Handelt es sich also um erfundene Geschichten im Scheidungskrieg? „Nach Aktenlage sieht es nicht so aus“, gaben die Richter zu bedenken. Der Fall war ins Rollen gekommen, als Straßenfeger S. mit einer 12-jährigen Tochter zur Polizei marschiert war. Sie sollte dort von Übergriffen der Mutter berichten. Dann aber fiel auch der Satz: „Papa hat gesagt, ich soll nicht erzählen, dass er früher böse zu mir war.“ Die Tochter zog dann zwar nicht über ihren Vater her. Nur wenn er angetrunken war, habe er geschlagen. „Wenn er nüchtern ist, ist er nett“, erklärte später ihre ältere Schwester. Das dritte Mädchen sagte bei der Polizei, der Vater habe „mehr die Brüder“ verprügelt. Zu den Übergriffen soll es zwischen Mai 2002 und Februar 2006 gekommen sein.

Der Richter hielt S. diese Aussagen der Kinder vor. Der Mann aber blieb dabei, dass er nicht mit Gegenständen geprügelt habe. Es stimme nicht, dass er eine Tochter an den Kopf getreten, einem Sohn die Hand verdreht und fast gebrochen habe. Ihm sei bloß mal die Hand ausgerutscht.

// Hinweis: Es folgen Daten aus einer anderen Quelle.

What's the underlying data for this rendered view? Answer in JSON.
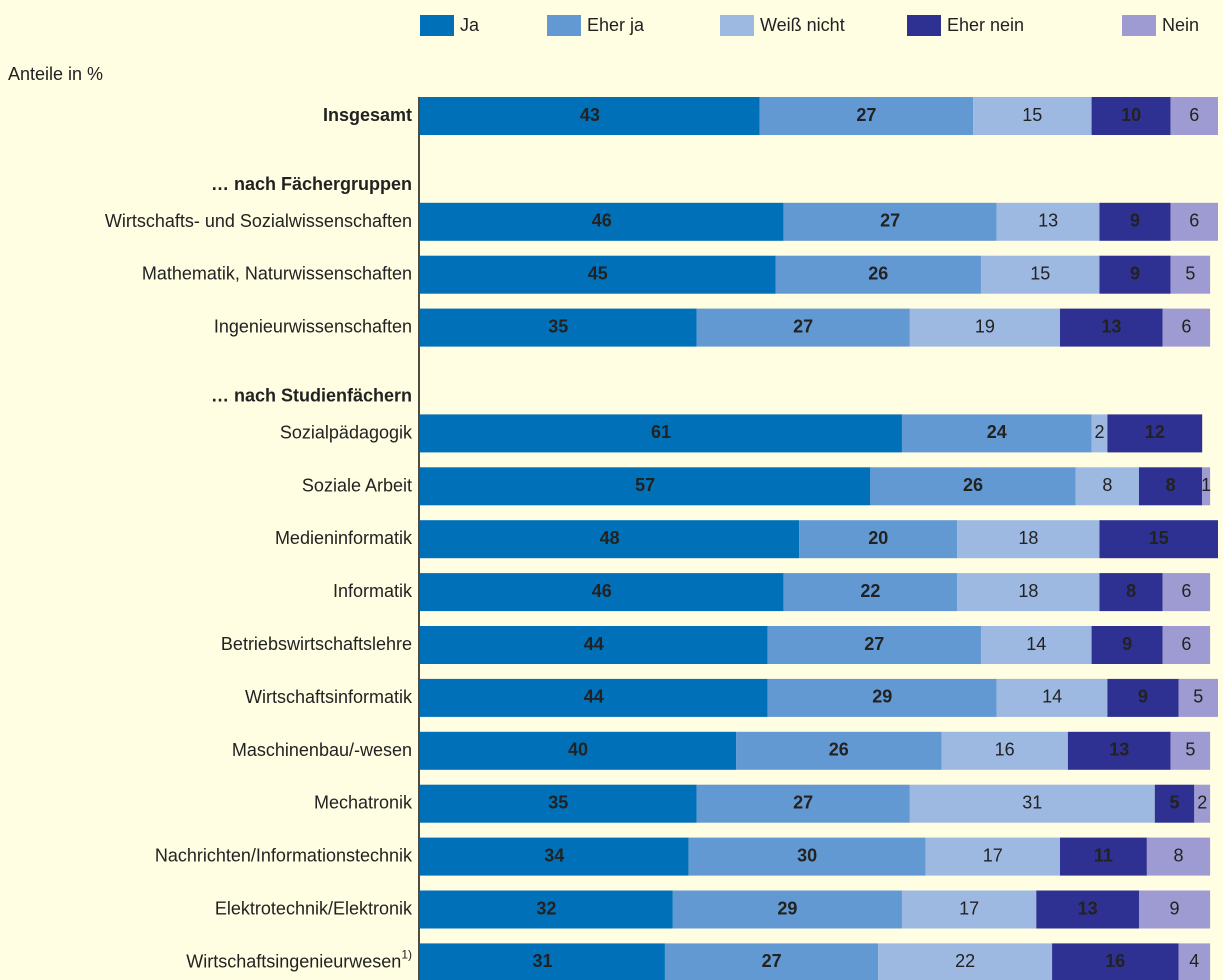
{
  "chart_data": {
    "type": "stacked_barh",
    "subtitle": "Anteile in %",
    "categories": [
      "Insgesamt",
      "… nach Fächergruppen",
      "Wirtschafts- und Sozialwissenschaften",
      "Mathematik, Naturwissenschaften",
      "Ingenieurwissenschaften",
      "… nach Studienfächern",
      "Sozialpädagogik",
      "Soziale Arbeit",
      "Medieninformatik",
      "Informatik",
      "Betriebswirtschaftslehre",
      "Wirtschaftsinformatik",
      "Maschinenbau/-wesen",
      "Mechatronik",
      "Nachrichten/Informationstechnik",
      "Elektrotechnik/Elektronik",
      "Wirtschaftsingenieurwesen"
    ],
    "category_footnotes": [
      null,
      null,
      null,
      null,
      null,
      null,
      null,
      null,
      null,
      null,
      null,
      null,
      null,
      null,
      null,
      null,
      "1)"
    ],
    "category_bold": [
      true,
      true,
      false,
      false,
      false,
      true,
      false,
      false,
      false,
      false,
      false,
      false,
      false,
      false,
      false,
      false,
      false
    ],
    "xlim": [
      0,
      101
    ],
    "series": [
      {
        "name": "Ja",
        "color": "#0071b8",
        "label_color": "#ffffff",
        "label_bold": true,
        "values": [
          43,
          null,
          46,
          45,
          35,
          null,
          61,
          57,
          48,
          46,
          44,
          44,
          40,
          35,
          34,
          32,
          31
        ]
      },
      {
        "name": "Eher ja",
        "color": "#6399d2",
        "label_color": "#ffffff",
        "label_bold": true,
        "values": [
          27,
          null,
          27,
          26,
          27,
          null,
          24,
          26,
          20,
          22,
          27,
          29,
          26,
          27,
          30,
          29,
          27
        ]
      },
      {
        "name": "Weiß nicht",
        "color": "#9db9e2",
        "label_color": "#222222",
        "label_bold": false,
        "values": [
          15,
          null,
          13,
          15,
          19,
          null,
          2,
          8,
          18,
          18,
          14,
          14,
          16,
          31,
          17,
          17,
          22
        ]
      },
      {
        "name": "Eher nein",
        "color": "#2e3192",
        "label_color": "#ffffff",
        "label_bold": true,
        "values": [
          10,
          null,
          9,
          9,
          13,
          null,
          12,
          8,
          15,
          8,
          9,
          9,
          13,
          5,
          11,
          13,
          16
        ]
      },
      {
        "name": "Nein",
        "color": "#9d9bd1",
        "label_color": "#222222",
        "label_bold": false,
        "values": [
          6,
          null,
          6,
          5,
          6,
          null,
          null,
          1,
          null,
          6,
          6,
          5,
          5,
          2,
          8,
          9,
          4
        ]
      }
    ]
  }
}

Ohrfeigen habe Alfred S. „als normal, als Vaterprivileg“ angesehen, sagte sein Verteidiger. Die familiären Verhältnisse seien kompliziert gewesen. Der in Scheidung lebende S. sagte am Rande des Prozesses, er habe kein Essen bekommen, wenn er nach der Arbeit nach Hause gekommen sei. „Da habe ich Alkohol getrunken.“ Die Kinder leben heute in betreuten Wohngemeinschaften. Sie sollen am 22. Mai vernommen werden. K. G.